Torna con un sesto album di inediti pieno di elettronica ed echi etnici che arricchiscono il suo già variegato mondo stilistico. Dolcenera, con Le Stelle Non Tremano, si ripresenta al suo pubblico in una veste di lottatrice contro le paure. “Quando ho fatto l’ultimo disco era il 2012 e c’era appena stata la consapevolezza del baratro, la crisi celata si era manifestata in tutto il suo dramma. Ora era tempo di reagire”.
Segui sempre in prima persona tutti i cambiamenti stilistici della tua musica?
«Certo è la mia prerogativa, quando ho composto le linee di basso questa volta il mio fido Antonio Petruzzello si è spaventato.
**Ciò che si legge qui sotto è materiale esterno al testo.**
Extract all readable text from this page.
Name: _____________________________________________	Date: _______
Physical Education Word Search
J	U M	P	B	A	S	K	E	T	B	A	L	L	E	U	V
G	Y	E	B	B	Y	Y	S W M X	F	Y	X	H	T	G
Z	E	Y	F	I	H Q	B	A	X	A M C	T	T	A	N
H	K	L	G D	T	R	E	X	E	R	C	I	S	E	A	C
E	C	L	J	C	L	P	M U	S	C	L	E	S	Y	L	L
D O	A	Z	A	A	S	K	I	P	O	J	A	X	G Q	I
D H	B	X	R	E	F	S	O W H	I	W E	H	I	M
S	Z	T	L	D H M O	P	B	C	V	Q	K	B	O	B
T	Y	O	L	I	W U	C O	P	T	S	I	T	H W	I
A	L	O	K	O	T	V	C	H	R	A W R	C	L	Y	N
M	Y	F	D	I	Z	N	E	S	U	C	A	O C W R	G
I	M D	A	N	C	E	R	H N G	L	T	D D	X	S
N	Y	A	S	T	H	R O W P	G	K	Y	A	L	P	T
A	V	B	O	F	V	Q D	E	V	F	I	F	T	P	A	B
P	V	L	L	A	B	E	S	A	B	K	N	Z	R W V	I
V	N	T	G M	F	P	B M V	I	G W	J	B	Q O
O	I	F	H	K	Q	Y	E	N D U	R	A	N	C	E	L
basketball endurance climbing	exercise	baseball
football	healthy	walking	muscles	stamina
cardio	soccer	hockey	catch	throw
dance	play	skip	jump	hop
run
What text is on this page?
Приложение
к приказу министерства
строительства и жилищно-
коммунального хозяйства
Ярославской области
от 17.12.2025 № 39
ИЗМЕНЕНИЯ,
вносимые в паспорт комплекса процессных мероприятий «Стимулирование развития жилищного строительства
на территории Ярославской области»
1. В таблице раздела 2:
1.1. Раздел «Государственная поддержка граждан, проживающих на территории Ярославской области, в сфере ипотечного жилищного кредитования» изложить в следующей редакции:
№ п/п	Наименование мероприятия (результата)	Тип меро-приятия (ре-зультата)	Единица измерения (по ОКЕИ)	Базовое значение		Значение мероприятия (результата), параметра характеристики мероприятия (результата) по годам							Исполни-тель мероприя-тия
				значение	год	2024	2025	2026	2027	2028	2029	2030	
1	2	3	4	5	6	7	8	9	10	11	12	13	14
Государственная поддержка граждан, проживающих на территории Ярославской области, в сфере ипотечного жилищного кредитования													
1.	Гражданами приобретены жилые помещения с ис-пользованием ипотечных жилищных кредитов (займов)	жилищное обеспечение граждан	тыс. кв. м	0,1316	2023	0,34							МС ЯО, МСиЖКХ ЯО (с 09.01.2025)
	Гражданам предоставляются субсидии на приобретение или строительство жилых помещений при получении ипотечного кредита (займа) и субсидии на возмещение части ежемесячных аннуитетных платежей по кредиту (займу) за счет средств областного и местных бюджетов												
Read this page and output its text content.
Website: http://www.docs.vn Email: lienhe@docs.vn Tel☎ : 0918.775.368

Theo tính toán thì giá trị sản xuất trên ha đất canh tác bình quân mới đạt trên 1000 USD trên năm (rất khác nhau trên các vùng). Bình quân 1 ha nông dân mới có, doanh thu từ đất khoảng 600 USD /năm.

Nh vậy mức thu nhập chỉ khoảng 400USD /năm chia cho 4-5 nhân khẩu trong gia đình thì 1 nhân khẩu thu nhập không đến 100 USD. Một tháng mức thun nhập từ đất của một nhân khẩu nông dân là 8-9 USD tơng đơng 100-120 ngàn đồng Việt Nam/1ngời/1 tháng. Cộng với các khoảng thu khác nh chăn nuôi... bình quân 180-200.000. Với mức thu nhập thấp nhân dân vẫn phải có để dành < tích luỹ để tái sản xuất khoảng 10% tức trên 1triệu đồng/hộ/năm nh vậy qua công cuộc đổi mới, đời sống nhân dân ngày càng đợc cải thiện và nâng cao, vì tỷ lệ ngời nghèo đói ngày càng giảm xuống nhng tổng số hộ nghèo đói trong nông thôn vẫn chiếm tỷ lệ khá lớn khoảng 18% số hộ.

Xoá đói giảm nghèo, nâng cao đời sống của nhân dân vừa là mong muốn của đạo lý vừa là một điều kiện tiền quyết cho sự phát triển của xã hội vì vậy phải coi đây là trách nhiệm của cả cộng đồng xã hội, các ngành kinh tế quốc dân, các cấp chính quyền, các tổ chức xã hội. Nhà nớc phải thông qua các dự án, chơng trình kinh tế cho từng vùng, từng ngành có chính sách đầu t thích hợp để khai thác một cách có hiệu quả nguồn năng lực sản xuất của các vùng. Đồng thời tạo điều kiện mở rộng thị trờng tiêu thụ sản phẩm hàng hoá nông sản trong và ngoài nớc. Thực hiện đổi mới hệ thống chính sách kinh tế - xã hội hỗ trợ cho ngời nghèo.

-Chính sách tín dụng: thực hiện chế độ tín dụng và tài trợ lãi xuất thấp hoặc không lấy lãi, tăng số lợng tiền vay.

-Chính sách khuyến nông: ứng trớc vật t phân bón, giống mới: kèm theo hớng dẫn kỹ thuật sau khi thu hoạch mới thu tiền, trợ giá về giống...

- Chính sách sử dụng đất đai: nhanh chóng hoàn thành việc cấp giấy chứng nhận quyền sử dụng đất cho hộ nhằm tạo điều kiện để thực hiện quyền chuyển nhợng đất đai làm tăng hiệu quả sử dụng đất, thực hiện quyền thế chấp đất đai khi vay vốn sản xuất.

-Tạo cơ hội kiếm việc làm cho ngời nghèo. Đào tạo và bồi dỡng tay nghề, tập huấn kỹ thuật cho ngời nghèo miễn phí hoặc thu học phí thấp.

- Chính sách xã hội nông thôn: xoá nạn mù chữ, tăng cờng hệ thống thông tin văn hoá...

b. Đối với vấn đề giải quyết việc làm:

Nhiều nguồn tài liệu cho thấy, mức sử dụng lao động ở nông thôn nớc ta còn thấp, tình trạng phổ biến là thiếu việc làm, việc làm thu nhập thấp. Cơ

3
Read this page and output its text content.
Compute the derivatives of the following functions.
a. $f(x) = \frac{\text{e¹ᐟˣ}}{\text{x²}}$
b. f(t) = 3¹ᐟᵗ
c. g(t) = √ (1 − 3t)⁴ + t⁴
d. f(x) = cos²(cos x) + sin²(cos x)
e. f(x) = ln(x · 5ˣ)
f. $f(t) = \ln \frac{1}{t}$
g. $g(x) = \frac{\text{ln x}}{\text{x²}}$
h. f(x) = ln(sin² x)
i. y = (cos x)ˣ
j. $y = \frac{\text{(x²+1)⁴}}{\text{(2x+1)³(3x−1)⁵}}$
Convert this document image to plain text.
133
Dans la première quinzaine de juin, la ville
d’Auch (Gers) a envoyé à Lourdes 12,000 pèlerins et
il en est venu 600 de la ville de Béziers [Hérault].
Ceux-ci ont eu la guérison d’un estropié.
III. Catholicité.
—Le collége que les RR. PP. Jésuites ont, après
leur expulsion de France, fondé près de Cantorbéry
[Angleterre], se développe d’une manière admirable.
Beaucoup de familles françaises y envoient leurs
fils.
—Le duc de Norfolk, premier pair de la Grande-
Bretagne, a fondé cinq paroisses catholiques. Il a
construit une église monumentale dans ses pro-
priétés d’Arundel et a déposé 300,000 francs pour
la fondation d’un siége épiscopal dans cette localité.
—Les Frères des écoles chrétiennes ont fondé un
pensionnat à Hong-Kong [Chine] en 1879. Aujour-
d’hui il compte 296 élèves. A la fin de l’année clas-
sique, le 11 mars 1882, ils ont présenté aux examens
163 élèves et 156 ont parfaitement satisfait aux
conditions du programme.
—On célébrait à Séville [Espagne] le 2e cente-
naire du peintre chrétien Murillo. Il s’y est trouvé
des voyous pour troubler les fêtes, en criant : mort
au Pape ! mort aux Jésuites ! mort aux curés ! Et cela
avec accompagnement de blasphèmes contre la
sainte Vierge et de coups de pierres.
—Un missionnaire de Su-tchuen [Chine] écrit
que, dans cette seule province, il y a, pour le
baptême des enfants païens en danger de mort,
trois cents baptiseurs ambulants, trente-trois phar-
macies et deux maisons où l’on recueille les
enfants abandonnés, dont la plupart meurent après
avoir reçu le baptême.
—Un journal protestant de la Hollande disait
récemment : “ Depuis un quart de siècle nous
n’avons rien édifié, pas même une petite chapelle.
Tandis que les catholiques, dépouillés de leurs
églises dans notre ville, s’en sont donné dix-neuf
In tour da dicembre in poi vorrei sul palco tutta l’orchestrazione che ho usato per il disco, ma so che sarà dura avere 30 elementi sul palco…»
Ma il cambio di mette ansia o gioia?
«Io mi ci devo trovare per poi assumermi la responsabilità e andare avanti. Anche quando devo cambiar casa è così, il pensiero mi spaventa ma poi ci riesco. Il mio fidanzato mi dice che la passione mi fa superare la paura. Ho voglia di sorprendermi e ho un atteggiamento egoistico nei confronti della musica, perché voglio creare quello che mi sorprende.»
Che passioni hai oltre la musica?
«Il tennis e l’agonismo sportivo sono le uniche cose che mi tengono davvero lontane dalla musica, ed è a volte un bene perché son capace di stare su un arrangiamento per 2 mesi e fissarmi per i dettagli. La musica è gioia ma anche tanto dolore se non riesco ad arrivare dove non posso.»
Sei così appassionata del tuo lavoro, spesso gli artisti non dimostrano tutto questo attaccamento.
«Mi sono scoperta arrangiatrice durante Music Farm, quando mi divertivo a stravolgere le cover. Ho anche ereditato un certo cinismo da Lucio Fabri che è stato il mio primo produttore. Lui era convinto che si poteva far tutto con la musica, tanto poi c’era la mia voce che rassicurava e teneva assieme tutto.»
Le sperimentazioni più folli di questo disco?
«Ho messo delle trombe soliste su un tappeto di elettronica. Su Fantastica, che è un pezzo dedicato a un mio amico che non c’è più, utilizzo un’ironia come metafora del non aver paura. E parlo di cose in cui credo fermamente, come del fatto che siamo tutti collegati, “dalle fogne al cielo”.»